IT was interesting to read in Wednesday’s National of the concessions given to the “upper-class section” who like to go out killing wildlife for pleasure.

Surely mankind has caused enough problems in this world with so many species hovering on the brink of extinction. Why therefore encourage this mindless arrogance by allowing the participants to meet together just to kill birds, especially at a time when Covid prevents the rest of us from visiting sick relatives or attending loved ones’ funerals?

Occasionally when you reach my age you have a tendency to reminisce. Last year I did just that, and made a journey that I used to make as a child with my parents to a favourite picnic spot in the Moorfoot Hills. I remember a quiet country road with no fence and sheep wandering back and forward across the road. We usually pulled up beside the bridge over the burn, climbed down a small embankment and had our picnic at that spot. Often the sheep came towards us looking for titbits.

Alas, how it has changed. There’s a new road bridge and the small banking has been replaced with a high wall with a fence on top. There are no sheep. Instead, where we used to see them straggling up the hillsides, there is now a line of shooting butts. It seems that the land usage has been changed to grouse shooting and, just a little further on, into offroad driving with mud tracks zig-zagging up the face of the hills.

The wool from those sheep was used to produce socks, jumpers and cardigans in the woollen mills in Border towns like Galashiels and Hawick. Today there are no sheep and no mills. The socks, jerseys, and cardigans are made in China. This is something to think about for our independent Scotland. Get rid of the guns and bring back some of our industries.

I’m not hankering after the “good old days” because, quite frankly, they weren’t so good. My childhood days were spent in the years of rationing following the Second World War. You couldn’t buy a bar of chocolate without a ration coupon. We had no vaccinations for mumps, measles and rubella. Tuberculosis and polio were also not uncommon. The Xbox and mobile phones were still years into the future. Even a TV set was a rarity. Any photos I have of myself as a child show that I was a bit of a ragamuffin. But all my pals were ragamuffins too, so it didn’t matter.

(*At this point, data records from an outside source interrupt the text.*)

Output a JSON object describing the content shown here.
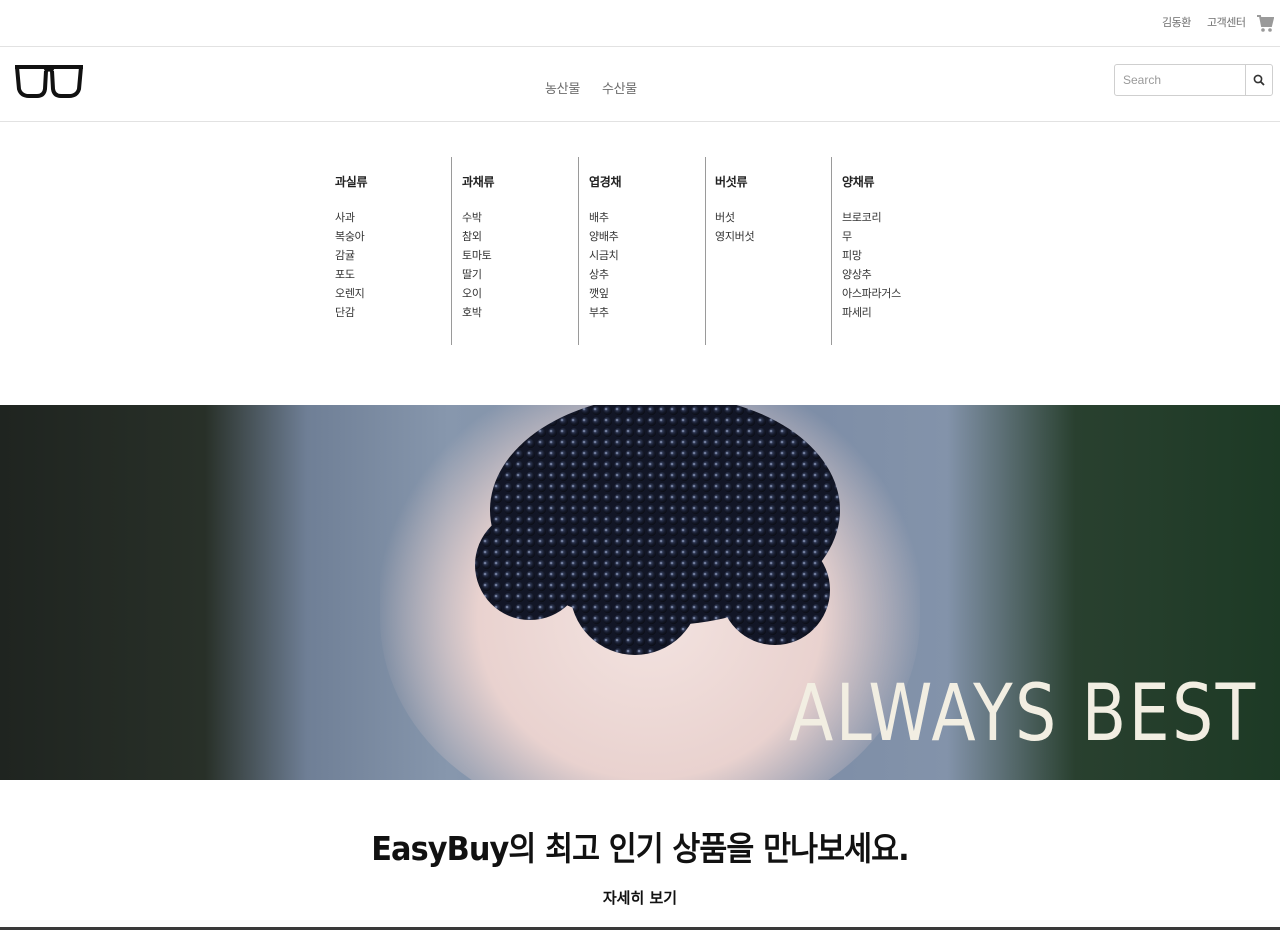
{
  "topbar": {
    "user_label": "김동환",
    "customer_center_label": "고객센터",
    "cart_icon": "cart-icon"
  },
  "header": {
    "logo_icon": "glasses-icon",
    "nav": [
      "농산물",
      "수산물"
    ],
    "search": {
      "placeholder": "Search",
      "value": "",
      "button_icon": "search-icon"
    }
  },
  "mega_menu": {
    "columns": [
      {
        "title": "과실류",
        "items": [
          "사과",
          "복숭아",
          "감귤",
          "포도",
          "오렌지",
          "단감"
        ]
      },
      {
        "title": "과채류",
        "items": [
          "수박",
          "참외",
          "토마토",
          "딸기",
          "오이",
          "호박"
        ]
      },
      {
        "title": "엽경채",
        "items": [
          "배추",
          "양배추",
          "시금치",
          "상추",
          "깻잎",
          "부추"
        ]
      },
      {
        "title": "버섯류",
        "items": [
          "버섯",
          "영지버섯"
        ]
      },
      {
        "title": "양채류",
        "items": [
          "브로코리",
          "무",
          "피망",
          "양상추",
          "아스파라거스",
          "파세리"
        ]
      }
    ]
  },
  "hero": {
    "tagline": "ALWAYS BEST"
  },
  "promo": {
    "title": "EasyBuy의 최고 인기 상품을 만나보세요.",
    "link_label": "자세히 보기"
  },
  "colors": {
    "text": "#222222",
    "muted": "#6e6e6e",
    "divider": "#e2e2e2",
    "tagline": "#f2eee2"
  }
}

But there was a difference. As I remember it, folk seemed happier. We didn’t have the austerity that we have nowadays. There were no food banks. People went into an apprenticeship and followed that with a trade and a job for life. Zero-hour contracts didn’t exist. Working men earned enough to keep their families without a need for social security assistance. There was still poverty – but not so much – and there was more “community” than there is today. If a family was struggling, a loaf of bread or a tin of stew would appear on their doorstep. Or maybe, the woman next door would drop in with a pan of soup. Nobody suffered the embarrassment of having to use a food bank.

So much of our industry has been taken from us, and a lot of it was taken away by Westminster. For instance, the Tories closed down Ravenscraig, which was the biggest sheet metal rolling plant in Europe. Taiwan bought over all the equipment from it and shipped it away. Now we import metal from Taiwan! Scotland should be making the steel for our generators for our windfarms, and they should be made by BiFab and not coming from Asia. If it means re-nationalising both the electricity supply and their equipment suppliers then we have to consider that. It must be more economic for us to have the equipment made here in Scotland than have it made in the far east and put Scots workers on the dole.

In Wednesday’s National, Phillipa Whitford joined the many SNP voices who have stated that the only way to save Scotland is to become independent. But it has to be a different country to the Scotland we have today, where the richest 5% own 90% of our assets. We need land reform coupled with a re-distribution of wealth so that everyone, not just grouse shooters, can have what they need, and the dignity of having a properly paid job to enable them to earn it. So please, SNP, stop just talking about it and give us the referendum we need. Let’s get Scexit done!